Thursday, December 12, 2019

EDITORIAL COMMENT: SADC Must Get Tough on Cyber Bullies
12 DEC, 2019 - 00:12
Zimbabwe Herald

While imagining a life without authority, police, a Constitution or shared morals, Thomas Hobbes wrote that “the life of man would be nasty, brutish, and short”.

He named this imaginary world the State of Nature, where everyone did as they pleased, a world without trust or safety.

Not even human life would be guaranteed.

Hobbes, a 17th Century English philosopher, was a supporter of absolutism, a political system whereby absolute power is vested in a monarch.

He wrote the famous line: “Law is dependent upon the sanction of the sovereign and the government without sword are but words and of no strength to secure a man at all.”

We were reminded of the Hobbesian State of Nature this week when we carried a story describing how SADC Executive Secretary Dr Stergomena Lawrence Tax refused to be cyber-bullied on Twitter.

Dr Tax was targeted by cyber bullies after she posted that she would continue “engaging on the removal of sanctions on Zimbabwe and support in the revitalisation of her economy”.

Anti-Zimbabwe activists launched a barrage of hateful messages, accusing Dr Tax of supporting the Zanu-PF Government.

Some went as far as accusing Dr Tax of supporting a military coup in Zimbabwe, claims she quickly dismissed, saying SADC was only aware “of change of administration that was extensively celebrated and supported by nationals”.

In the 21st Century, the Internet is the new State of Nature.

Individual rights are violated with impunity by those who believe in the absolutism of their own voices.

Freedom of speech is not a right, but a privilege granted to those who do not step on the toes of cyber-bullies.

And they have very long toes. Ask Dr Tax.

The Tanzanian stateswoman was supporting Zimbabwe, but the cyber- bullies — who happen to be Zimbabweans — latched on her like pitbulls on steroids.

Dr Tax would have never imagined that supporting Zimbabwe would invite the wrath of Zimbabweans.

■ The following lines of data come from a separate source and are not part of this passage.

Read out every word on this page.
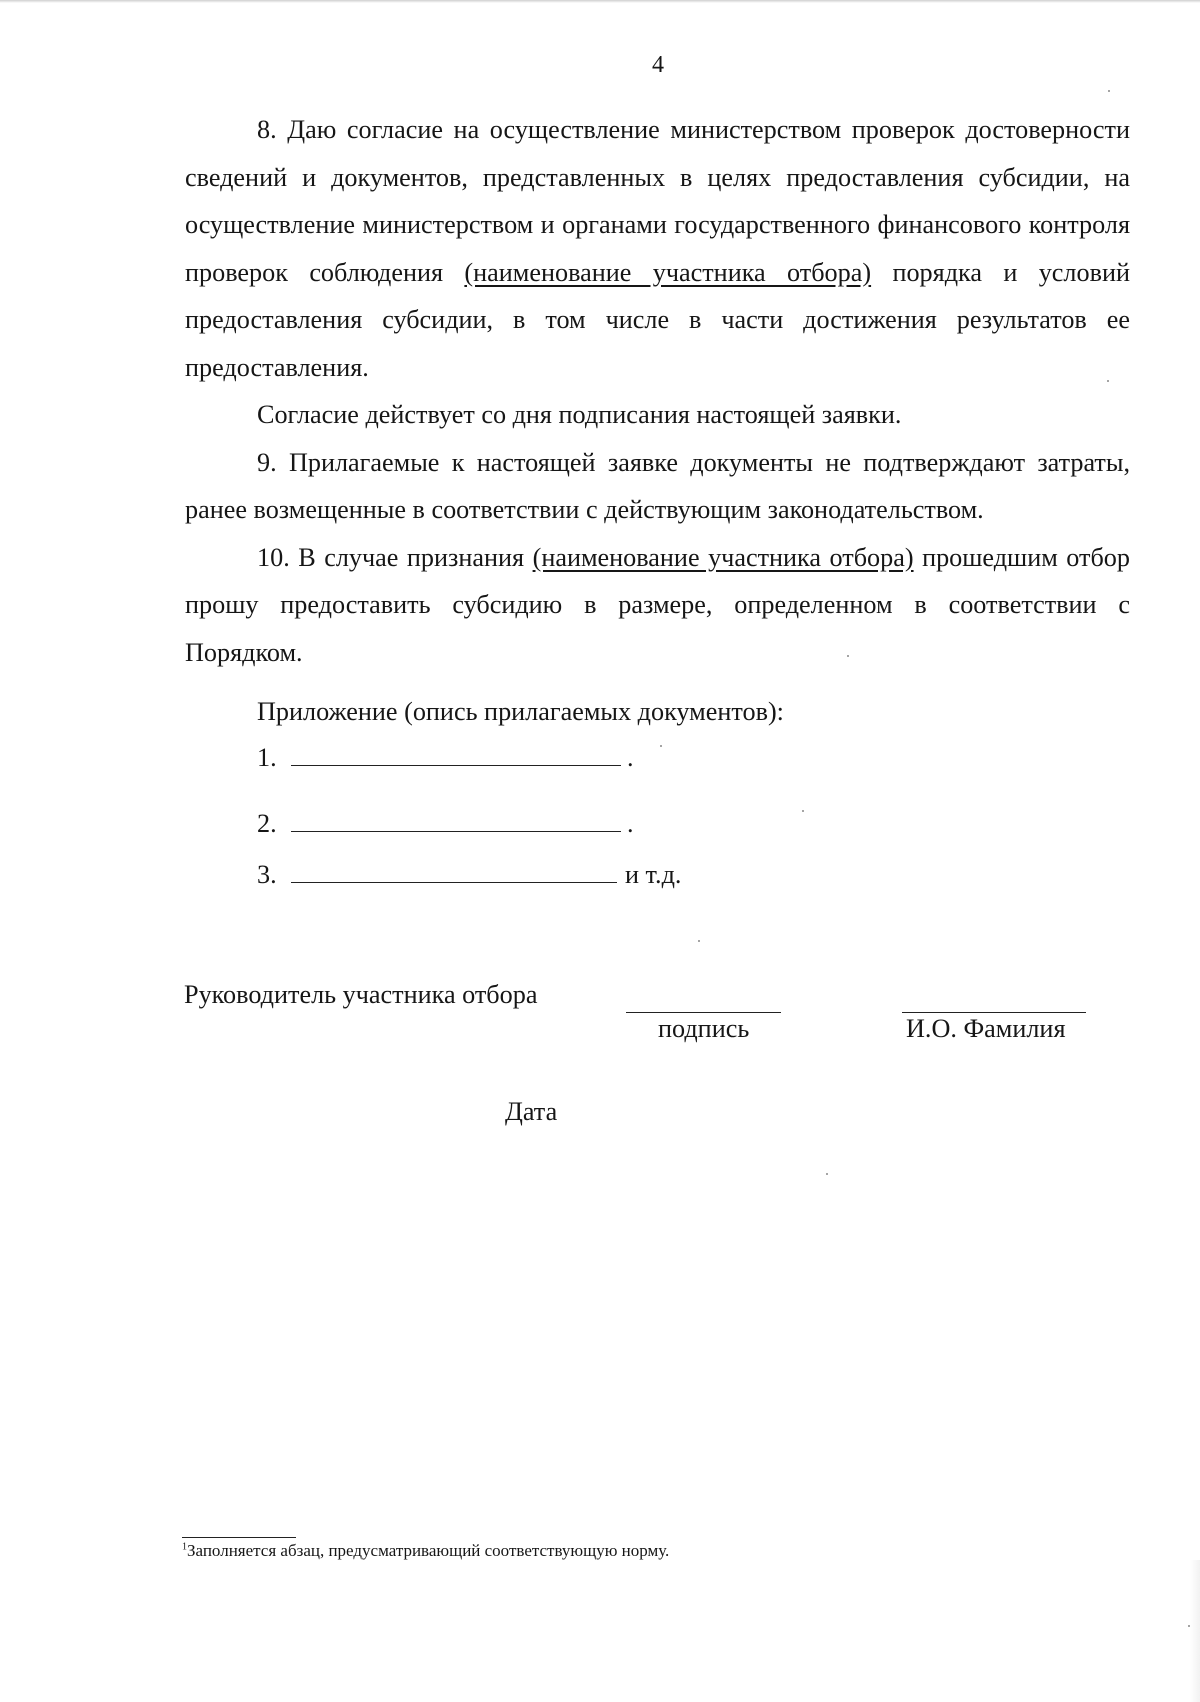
4

8. Даю согласие на осуществление министерством проверок достоверности сведений и документов, представленных в целях предоставления субсидии, на осуществление министерством и органами государственного финансового контроля проверок соблюдения (наименование участника отбора) порядка и условий предоставления субсидии, в том числе в части достижения результатов ее предоставления.

Согласие действует со дня подписания настоящей заявки.

9. Прилагаемые к настоящей заявке документы не подтверждают затраты, ранее возмещенные в соответствии с действующим законодательством.

10. В случае признания (наименование участника отбора) прошедшим отбор прошу предоставить субсидию в размере, определенном в соответствии с Порядком.

Приложение (опись прилагаемых документов):
1.	.
2.	.
3.	и т.д.
Руководитель участника отбора
подпись	И.О. Фамилия
Дата
$^1$Заполняется абзац, предусматривающий соответствующую норму.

Instead, she probably thought she was more likely to step on the toes of Americans or Britons.

This ugly incident serves as a wake-up call for the entire SADC region.

Cyber-bullying is  real.

Public officials who avail themselves to public scrutiny to promote transparency and good governance are now the target of abuse by pseudo-activists singing for their supper.

Public officials are sitting ducks for hired guns.

Ordinary citizens are not safe either. Children are more exposed, while women are undressed daily.

For many people trying to exercise their democratic right to free speech, life on the Internet has been “nasty, brutish, and short”.

Laws are needed to protect the vulnerable and individual rights.

Cyber-bullying, cyber-harassment and cyber-stalking must be nipped in the bud if Southern Africa is going to use the Internet to promote development.

While the regional bloc has embarked on a number of initiatives to combat cyber-crime, cyber-bullying must be treated with the same weight as cyber attacks.

In Zimbabwe, a law will soon be enacted in line with the SADC model and international best practice.

The Cyber Protection, Data Protection and Electronic Transaction Bill seeks to enhance the harmonisation of computer-related crime laws in the Criminal Law Act.

Such laws should help to enhance free speech, individual rights, as well as promote the participation on social media of public officials who want to engage with citizens on critical issues affecting them.

No single individual should have more rights than others on social media.

All voices matter, including those of activists. No one should be shut out or harassed.

While we support democracy and not monarchism like Hobbes,  we believe his fears were genuine. Individual rights come with responsibility. Those who choose to be irresponsible with their rights must lose them.